His complaint was echoed by Chris Nielsen, president of Toyota Motor Manufacturing, Texas. “The unfortunate reality is that what were traditionally referred to as skilled trades – today called multi-skilled maintenance positions – are ever more difficult to fill,” he told the committee, saying that in his experience only 5% of the candidate pool were qualified. “US students are falling behind the international talent pool, particularly in STEM (science, technology, engineering, and mathematics) fields.”

Speaking to the same committee, the North American head of Bosch responsible for starters and generators, Scott Dahl, said that the firm was pleased to see some states piloting programs along the lines of Germany’s dual-education system but it would take a game-changing national effort to meet manufacturers’ needs.

Cashing in on green

Another long-term project for manufacturers is greener energy and in the US the European makers are leading the way. BMW in Spartanburg, along with VW in Chattanooga, are the only two car manufacturers to make the Environmental Protection Agency’s (EPA) Green Power list for on-site electricity generation. BMW is fourth thanks to a landfill-gas-powered generator that the EPA says accounts for 38% of the plant’s electricity needs. The company also runs a fleet of hydrogen fuel-cell forklifts, refillable on site by the drivers, and according to Kerscher the plant has also reduced water consumption by half. He says it’s done mainly to impress the buyer: “The new generation of customer expects that their car will not only be environmentally friendly, but also produced in an environmentally friendly production process. In the future this will be a very important criteria.” But it is also economical: “When you reduce energy consumption by 50%, yes, there is a cost advantage,” he says.

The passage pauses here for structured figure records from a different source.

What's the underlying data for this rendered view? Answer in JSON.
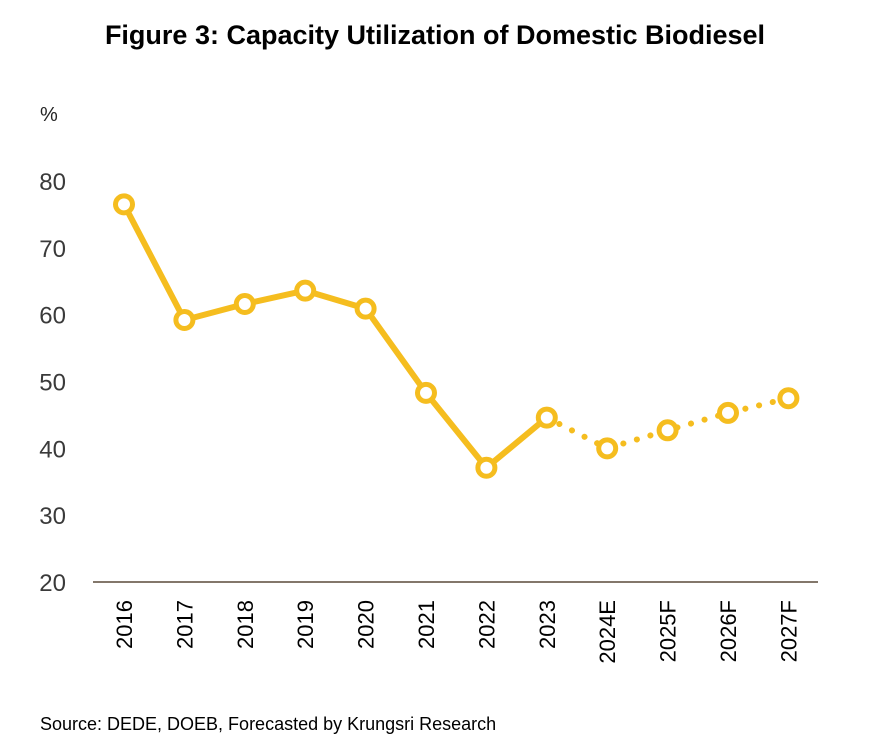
{
  "title": "Figure 3: Capacity Utilization of Domestic Biodiesel",
  "unit_label": "%",
  "source": "Source: DEDE, DOEB, Forecasted by Krungsri Research",
  "colors": {
    "line": "#F5BD1F",
    "axis": "#5a4a3a",
    "marker_fill": "#ffffff"
  },
  "chart_data": {
    "type": "line",
    "title": "Figure 3: Capacity Utilization of Domestic Biodiesel",
    "ylabel": "%",
    "xlabel": "",
    "ylim": [
      20,
      80
    ],
    "yticks": [
      20,
      30,
      40,
      50,
      60,
      70,
      80
    ],
    "categories": [
      "2016",
      "2017",
      "2018",
      "2019",
      "2020",
      "2021",
      "2022",
      "2023",
      "2024E",
      "2025F",
      "2026F",
      "2027F"
    ],
    "series": [
      {
        "values": [
          76.5,
          59.2,
          61.6,
          63.6,
          60.9,
          48.3,
          37.1,
          44.6,
          40.0,
          42.7,
          45.3,
          47.5
        ]
      }
    ],
    "actual_until_index": 7,
    "forecast_style": "dotted",
    "grid": false,
    "legend": "none"
  }
}
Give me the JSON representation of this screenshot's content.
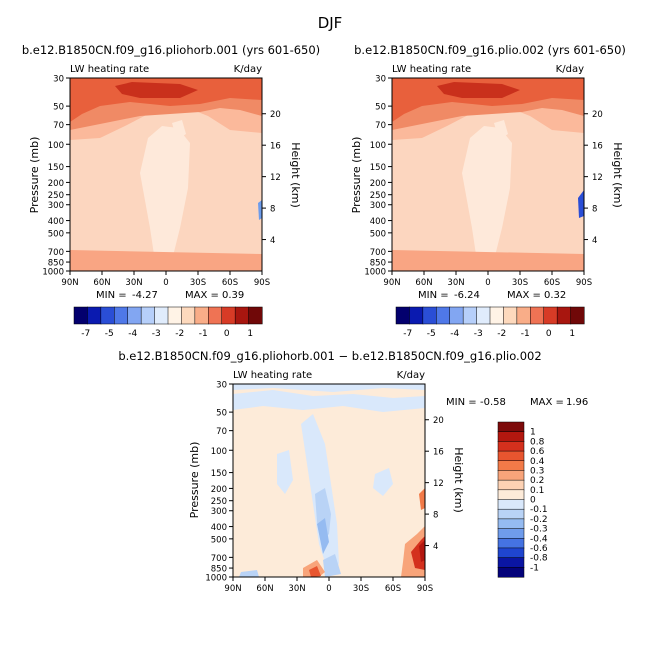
{
  "figure": {
    "title": "DJF"
  },
  "chart_data": [
    {
      "type": "heatmap",
      "title": "b.e12.B1850CN.f09_g16.pliohorb.001 (yrs 601-650)",
      "left_label": "LW heating rate",
      "right_label": "K/day",
      "ylabel": "Pressure (mb)",
      "y2label": "Height (km)",
      "yticks": [
        "30",
        "50",
        "70",
        "100",
        "150",
        "200",
        "250",
        "300",
        "400",
        "500",
        "700",
        "850",
        "1000"
      ],
      "y2ticks": [
        "20",
        "16",
        "12",
        "8",
        "4"
      ],
      "xticks": [
        "90N",
        "60N",
        "30N",
        "0",
        "30S",
        "60S",
        "90S"
      ],
      "min_label": "MIN =",
      "min_value": "-4.27",
      "max_label": "MAX =",
      "max_value": "0.39",
      "colorbar": {
        "orientation": "horizontal",
        "levels": [
          "-7",
          "-6",
          "-5",
          "-4",
          "-3",
          "-2.5",
          "-2",
          "-1.5",
          "-1",
          "-0.5",
          "0",
          "0.5",
          "1"
        ],
        "labels": [
          "-7",
          "-5",
          "-4",
          "-3",
          "-2",
          "-1",
          "0",
          "1"
        ],
        "colors": [
          "#03006e",
          "#0a1ab0",
          "#2a4ed6",
          "#4f78e8",
          "#82a6f2",
          "#b6cffa",
          "#e0ecfc",
          "#fff3e6",
          "#fdd9bd",
          "#f9ad88",
          "#ef7354",
          "#d73b26",
          "#a8160f",
          "#700808"
        ]
      }
    },
    {
      "type": "heatmap",
      "title": "b.e12.B1850CN.f09_g16.plio.002 (yrs 601-650)",
      "left_label": "LW heating rate",
      "right_label": "K/day",
      "ylabel": "Pressure (mb)",
      "y2label": "Height (km)",
      "yticks": [
        "30",
        "50",
        "70",
        "100",
        "150",
        "200",
        "250",
        "300",
        "400",
        "500",
        "700",
        "850",
        "1000"
      ],
      "y2ticks": [
        "20",
        "16",
        "12",
        "8",
        "4"
      ],
      "xticks": [
        "90N",
        "60N",
        "30N",
        "0",
        "30S",
        "60S",
        "90S"
      ],
      "min_label": "MIN =",
      "min_value": "-6.24",
      "max_label": "MAX =",
      "max_value": "0.32",
      "colorbar": {
        "orientation": "horizontal",
        "labels": [
          "-7",
          "-5",
          "-4",
          "-3",
          "-2",
          "-1",
          "0",
          "1"
        ]
      }
    },
    {
      "type": "heatmap",
      "title": "b.e12.B1850CN.f09_g16.pliohorb.001 − b.e12.B1850CN.f09_g16.plio.002",
      "left_label": "LW heating rate",
      "right_label": "K/day",
      "ylabel": "Pressure (mb)",
      "y2label": "Height (km)",
      "yticks": [
        "30",
        "50",
        "70",
        "100",
        "150",
        "200",
        "250",
        "300",
        "400",
        "500",
        "700",
        "850",
        "1000"
      ],
      "y2ticks": [
        "20",
        "16",
        "12",
        "8",
        "4"
      ],
      "xticks": [
        "90N",
        "60N",
        "30N",
        "0",
        "30S",
        "60S",
        "90S"
      ],
      "min_label": "MIN =",
      "min_value": "-0.58",
      "max_label": "MAX =",
      "max_value": "1.96",
      "colorbar": {
        "orientation": "vertical",
        "labels": [
          "1",
          "0.8",
          "0.6",
          "0.4",
          "0.3",
          "0.2",
          "0.1",
          "0",
          "-0.1",
          "-0.2",
          "-0.3",
          "-0.4",
          "-0.6",
          "-0.8",
          "-1"
        ],
        "colors": [
          "#7d0a0a",
          "#b3170f",
          "#d4301d",
          "#e8552f",
          "#f27a48",
          "#f8a47a",
          "#fdd2b4",
          "#fdebd9",
          "#d9e8fb",
          "#b9d3f6",
          "#95bbf1",
          "#6f9cec",
          "#4573e2",
          "#1f45cf",
          "#0a15a3",
          "#04027a"
        ]
      }
    }
  ]
}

The move to reduce plant consumption and waste is an “undertold story”, according to Ron Harbour. “There are lot of plants making significant advances in terms of plant emissions,” he says. “They’re doing it because it saves them money.” For example, if you have zero landfill there’s nothing to be spent on removing waste. Since Subaru’s Indiana plant was first in the US to be declared zero-landfill in 2004, companies to have proclaimed themselves likewise include GM for its facilities in North America and ten of Honda’s 14 North American plants.

VW in Chattanooga makes the EPA on-site generation list in 15th place thanks to a solar installation that the company calls the largest at a US auto facility. The 33-acre solar park contains 33,600 photovoltaic modules and generates 12% of the plant’s power needs, according to the EPA.

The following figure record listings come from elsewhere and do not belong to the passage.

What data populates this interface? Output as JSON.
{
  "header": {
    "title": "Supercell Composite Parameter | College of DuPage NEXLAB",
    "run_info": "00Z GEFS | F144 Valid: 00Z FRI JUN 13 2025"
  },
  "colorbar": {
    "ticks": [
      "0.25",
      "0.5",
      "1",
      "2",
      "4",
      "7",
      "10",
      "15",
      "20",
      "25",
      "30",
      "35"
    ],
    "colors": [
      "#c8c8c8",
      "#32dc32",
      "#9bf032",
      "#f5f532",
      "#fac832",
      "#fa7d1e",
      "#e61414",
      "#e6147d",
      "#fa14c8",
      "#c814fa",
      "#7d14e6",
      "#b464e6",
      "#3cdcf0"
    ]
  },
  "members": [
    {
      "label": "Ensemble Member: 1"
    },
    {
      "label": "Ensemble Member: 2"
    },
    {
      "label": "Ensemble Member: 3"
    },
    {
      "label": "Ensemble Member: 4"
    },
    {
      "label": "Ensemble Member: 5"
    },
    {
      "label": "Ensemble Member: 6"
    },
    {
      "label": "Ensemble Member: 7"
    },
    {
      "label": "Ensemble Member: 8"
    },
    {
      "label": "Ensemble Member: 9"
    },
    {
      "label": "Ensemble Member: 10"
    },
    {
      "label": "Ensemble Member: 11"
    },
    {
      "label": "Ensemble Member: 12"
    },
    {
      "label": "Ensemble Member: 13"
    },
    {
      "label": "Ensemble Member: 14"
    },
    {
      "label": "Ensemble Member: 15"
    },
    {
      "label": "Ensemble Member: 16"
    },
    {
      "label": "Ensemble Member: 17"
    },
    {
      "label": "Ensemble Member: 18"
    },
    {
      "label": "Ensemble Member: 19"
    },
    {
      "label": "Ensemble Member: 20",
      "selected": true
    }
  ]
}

The processes inside the plants are increasingly being scrutinised for energy saving. Ford, for example, is rolling out a less power hungry ‘three-wet’ paint process across the majority of its plants. First seen in the Michigan Assembly Plant where it builds the Focus, the process allows the firm to bake the three paint layers – primer, base and clear – in one hit, rather than baking the primer and baking again once the other two layers have been added. It estimates a saving of around $3m in gas and electricity.

Nissan at Smyrna has included a the same process as part of its paint shop upgrade ahead of the new Rogue C-Segment crossover later this year. In what it describes as the “most advanced paint plant in the world,” energy consumption falls by a claimed 30% and volatile organic compound (VOC) emissions by 70%. The previous paint system had been in place since the plant’s founding 30 years ago, it said.